Comment se fait-il que tu ne fais jamais de bis ?
Je n’aime pas ça. D’ailleurs, il n’y a que les flamands qui m’en demandent. Faire comme si tu allais te coucher, et puis revenir parce que tout le monde a applaudit bien fort… Un peu téléphoné, tout ça.

Dans une de tes chansons, tu parles d’une danse avec le diable. Avec tout le succès que tu as, tu as parfois peur de tomber de ton piédestal ?

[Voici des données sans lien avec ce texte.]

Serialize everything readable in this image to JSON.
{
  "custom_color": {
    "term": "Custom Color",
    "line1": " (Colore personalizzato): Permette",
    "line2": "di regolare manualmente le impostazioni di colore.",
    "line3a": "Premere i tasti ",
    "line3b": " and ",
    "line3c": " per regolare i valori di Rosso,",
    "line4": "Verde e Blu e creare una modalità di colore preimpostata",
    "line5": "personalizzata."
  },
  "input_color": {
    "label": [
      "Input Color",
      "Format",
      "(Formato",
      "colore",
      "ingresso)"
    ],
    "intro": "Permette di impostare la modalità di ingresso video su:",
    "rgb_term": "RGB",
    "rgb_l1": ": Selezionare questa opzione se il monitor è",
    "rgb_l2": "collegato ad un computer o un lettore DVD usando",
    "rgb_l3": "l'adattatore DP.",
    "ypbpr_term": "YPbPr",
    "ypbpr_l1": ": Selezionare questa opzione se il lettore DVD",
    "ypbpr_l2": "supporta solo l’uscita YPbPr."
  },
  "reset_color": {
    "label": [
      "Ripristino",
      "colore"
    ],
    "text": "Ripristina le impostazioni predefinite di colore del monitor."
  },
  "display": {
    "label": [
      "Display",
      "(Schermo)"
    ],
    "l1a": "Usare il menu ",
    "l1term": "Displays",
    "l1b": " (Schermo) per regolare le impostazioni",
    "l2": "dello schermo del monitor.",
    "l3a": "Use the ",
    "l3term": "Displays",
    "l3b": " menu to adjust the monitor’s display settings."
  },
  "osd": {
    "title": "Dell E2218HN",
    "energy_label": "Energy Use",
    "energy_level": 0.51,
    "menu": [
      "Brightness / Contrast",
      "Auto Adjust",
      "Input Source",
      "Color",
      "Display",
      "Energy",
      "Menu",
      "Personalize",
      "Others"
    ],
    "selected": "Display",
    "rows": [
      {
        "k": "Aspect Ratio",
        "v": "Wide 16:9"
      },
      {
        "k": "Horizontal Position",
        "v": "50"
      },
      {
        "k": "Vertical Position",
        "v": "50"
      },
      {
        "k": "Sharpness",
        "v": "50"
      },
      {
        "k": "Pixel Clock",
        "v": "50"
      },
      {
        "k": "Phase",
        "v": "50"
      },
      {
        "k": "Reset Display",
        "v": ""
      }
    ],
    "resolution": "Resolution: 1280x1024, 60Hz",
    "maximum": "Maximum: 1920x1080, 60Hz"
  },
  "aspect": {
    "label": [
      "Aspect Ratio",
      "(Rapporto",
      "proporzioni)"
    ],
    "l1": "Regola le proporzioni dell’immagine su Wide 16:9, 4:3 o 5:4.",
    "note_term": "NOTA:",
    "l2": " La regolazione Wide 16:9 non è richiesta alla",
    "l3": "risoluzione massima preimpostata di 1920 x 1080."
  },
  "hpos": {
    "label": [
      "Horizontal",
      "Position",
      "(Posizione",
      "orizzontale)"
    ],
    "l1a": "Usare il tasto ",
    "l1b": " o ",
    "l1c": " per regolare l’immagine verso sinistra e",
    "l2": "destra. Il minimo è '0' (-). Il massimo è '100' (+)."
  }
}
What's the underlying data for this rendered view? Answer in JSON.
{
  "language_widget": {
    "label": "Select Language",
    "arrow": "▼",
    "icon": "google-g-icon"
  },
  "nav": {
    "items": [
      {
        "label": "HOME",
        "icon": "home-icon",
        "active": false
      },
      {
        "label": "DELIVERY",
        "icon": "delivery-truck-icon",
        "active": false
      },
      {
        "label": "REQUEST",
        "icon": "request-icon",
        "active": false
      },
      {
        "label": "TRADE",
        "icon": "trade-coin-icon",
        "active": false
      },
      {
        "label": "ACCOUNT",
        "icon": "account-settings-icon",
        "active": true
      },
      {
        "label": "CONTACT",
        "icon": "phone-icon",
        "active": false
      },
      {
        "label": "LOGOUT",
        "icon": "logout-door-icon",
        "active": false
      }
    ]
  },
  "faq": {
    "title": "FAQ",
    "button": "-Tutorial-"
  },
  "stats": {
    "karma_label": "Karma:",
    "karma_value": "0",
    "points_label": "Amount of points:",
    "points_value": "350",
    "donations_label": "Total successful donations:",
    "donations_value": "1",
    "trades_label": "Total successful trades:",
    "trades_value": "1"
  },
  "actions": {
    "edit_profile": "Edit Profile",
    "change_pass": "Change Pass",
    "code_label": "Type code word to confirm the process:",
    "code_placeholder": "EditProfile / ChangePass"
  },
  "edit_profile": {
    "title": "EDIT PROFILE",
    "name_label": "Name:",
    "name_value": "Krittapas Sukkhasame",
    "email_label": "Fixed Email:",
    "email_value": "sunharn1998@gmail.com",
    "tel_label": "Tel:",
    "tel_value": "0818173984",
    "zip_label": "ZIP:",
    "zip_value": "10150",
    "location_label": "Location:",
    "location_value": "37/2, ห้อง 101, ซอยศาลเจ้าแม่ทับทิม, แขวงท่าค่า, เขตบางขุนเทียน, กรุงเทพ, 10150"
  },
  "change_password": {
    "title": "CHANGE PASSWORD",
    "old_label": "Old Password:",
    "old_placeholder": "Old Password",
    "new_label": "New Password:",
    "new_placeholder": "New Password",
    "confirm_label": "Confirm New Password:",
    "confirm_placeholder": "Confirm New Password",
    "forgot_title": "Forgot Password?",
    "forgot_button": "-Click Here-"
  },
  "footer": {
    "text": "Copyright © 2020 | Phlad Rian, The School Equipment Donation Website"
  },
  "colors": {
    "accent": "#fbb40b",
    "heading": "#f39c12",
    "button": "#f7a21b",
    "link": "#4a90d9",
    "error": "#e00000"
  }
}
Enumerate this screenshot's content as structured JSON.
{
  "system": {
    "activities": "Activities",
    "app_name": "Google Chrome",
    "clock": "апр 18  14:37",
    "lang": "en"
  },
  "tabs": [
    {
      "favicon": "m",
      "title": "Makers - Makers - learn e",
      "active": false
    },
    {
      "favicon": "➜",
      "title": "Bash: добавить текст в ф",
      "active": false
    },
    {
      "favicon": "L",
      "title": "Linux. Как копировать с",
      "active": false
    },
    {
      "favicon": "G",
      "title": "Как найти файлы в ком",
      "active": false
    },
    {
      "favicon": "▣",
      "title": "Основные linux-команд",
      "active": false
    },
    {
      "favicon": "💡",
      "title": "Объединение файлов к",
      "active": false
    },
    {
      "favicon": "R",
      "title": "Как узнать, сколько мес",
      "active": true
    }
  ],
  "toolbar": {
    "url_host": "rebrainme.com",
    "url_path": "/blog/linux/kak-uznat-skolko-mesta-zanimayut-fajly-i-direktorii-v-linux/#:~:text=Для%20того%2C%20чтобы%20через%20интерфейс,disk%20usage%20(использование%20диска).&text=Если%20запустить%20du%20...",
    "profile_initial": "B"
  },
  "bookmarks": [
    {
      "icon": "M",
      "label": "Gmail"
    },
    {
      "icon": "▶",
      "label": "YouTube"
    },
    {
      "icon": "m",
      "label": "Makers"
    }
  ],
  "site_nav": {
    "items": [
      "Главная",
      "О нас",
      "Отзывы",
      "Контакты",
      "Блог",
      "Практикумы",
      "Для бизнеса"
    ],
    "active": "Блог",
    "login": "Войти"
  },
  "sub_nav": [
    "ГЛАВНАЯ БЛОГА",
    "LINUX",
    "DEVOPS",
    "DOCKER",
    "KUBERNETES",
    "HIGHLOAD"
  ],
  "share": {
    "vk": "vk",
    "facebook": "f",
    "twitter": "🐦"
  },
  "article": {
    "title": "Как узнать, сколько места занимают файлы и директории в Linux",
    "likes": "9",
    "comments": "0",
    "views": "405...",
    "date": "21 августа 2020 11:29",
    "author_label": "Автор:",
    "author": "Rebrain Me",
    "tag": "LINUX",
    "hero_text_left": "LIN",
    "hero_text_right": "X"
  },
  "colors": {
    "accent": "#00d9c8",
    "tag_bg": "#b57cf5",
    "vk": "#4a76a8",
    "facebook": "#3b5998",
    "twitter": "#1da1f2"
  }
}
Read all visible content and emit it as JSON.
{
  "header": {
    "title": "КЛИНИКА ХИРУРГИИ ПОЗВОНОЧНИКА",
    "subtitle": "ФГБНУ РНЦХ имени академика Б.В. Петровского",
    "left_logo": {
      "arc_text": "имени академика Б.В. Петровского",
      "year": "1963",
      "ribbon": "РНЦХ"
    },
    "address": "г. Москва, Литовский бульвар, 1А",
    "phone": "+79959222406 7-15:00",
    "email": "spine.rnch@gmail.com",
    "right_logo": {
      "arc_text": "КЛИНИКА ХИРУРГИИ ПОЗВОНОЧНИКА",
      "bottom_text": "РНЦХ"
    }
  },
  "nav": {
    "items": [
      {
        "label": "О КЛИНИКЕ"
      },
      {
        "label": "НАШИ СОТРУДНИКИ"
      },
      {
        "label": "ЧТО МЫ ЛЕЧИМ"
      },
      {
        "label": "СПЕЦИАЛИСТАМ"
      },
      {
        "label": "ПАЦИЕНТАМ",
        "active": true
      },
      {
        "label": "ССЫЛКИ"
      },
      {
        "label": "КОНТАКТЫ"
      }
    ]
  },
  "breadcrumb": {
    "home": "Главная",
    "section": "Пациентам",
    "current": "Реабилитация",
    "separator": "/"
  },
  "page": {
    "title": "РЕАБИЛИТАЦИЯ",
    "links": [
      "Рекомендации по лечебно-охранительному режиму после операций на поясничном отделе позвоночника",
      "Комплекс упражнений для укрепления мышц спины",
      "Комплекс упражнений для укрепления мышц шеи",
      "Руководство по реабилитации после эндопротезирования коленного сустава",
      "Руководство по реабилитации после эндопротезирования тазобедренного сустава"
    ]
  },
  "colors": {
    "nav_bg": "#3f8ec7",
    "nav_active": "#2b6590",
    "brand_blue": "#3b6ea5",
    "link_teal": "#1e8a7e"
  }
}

Oui, bien sûr. Je me répète constamment que je dois faire gaffe. Mes parents viennent d’un univers similaire : ma mère est comédienne et mon père est guitariste. J’ai donc vu de très près qu’en tant qu’artiste, on peut tomber de très haut, très vite. Mais de l’autre côté, je ne veux pas devoir compter sur mes parents pour tout ce que je fais. Ils ont suivi leur propre chemin. Mon père était au zénith de sa carrière quand il avait 30 ans. Moi, j’en ai 24, maintenant. Qui sait, je l’ai peut-être déjà atteint, mon sommet. Ma vie ne sera pas toujours ce qu’elle est aujourd’hui et parfois j’ai la trouille que ce soit fini demain. Mais chaque jour, j’essaie de sauter un peu plus loin. Je ne veux pas être un phénomène éphémère. Je veux m’incruster, comme le crocodile.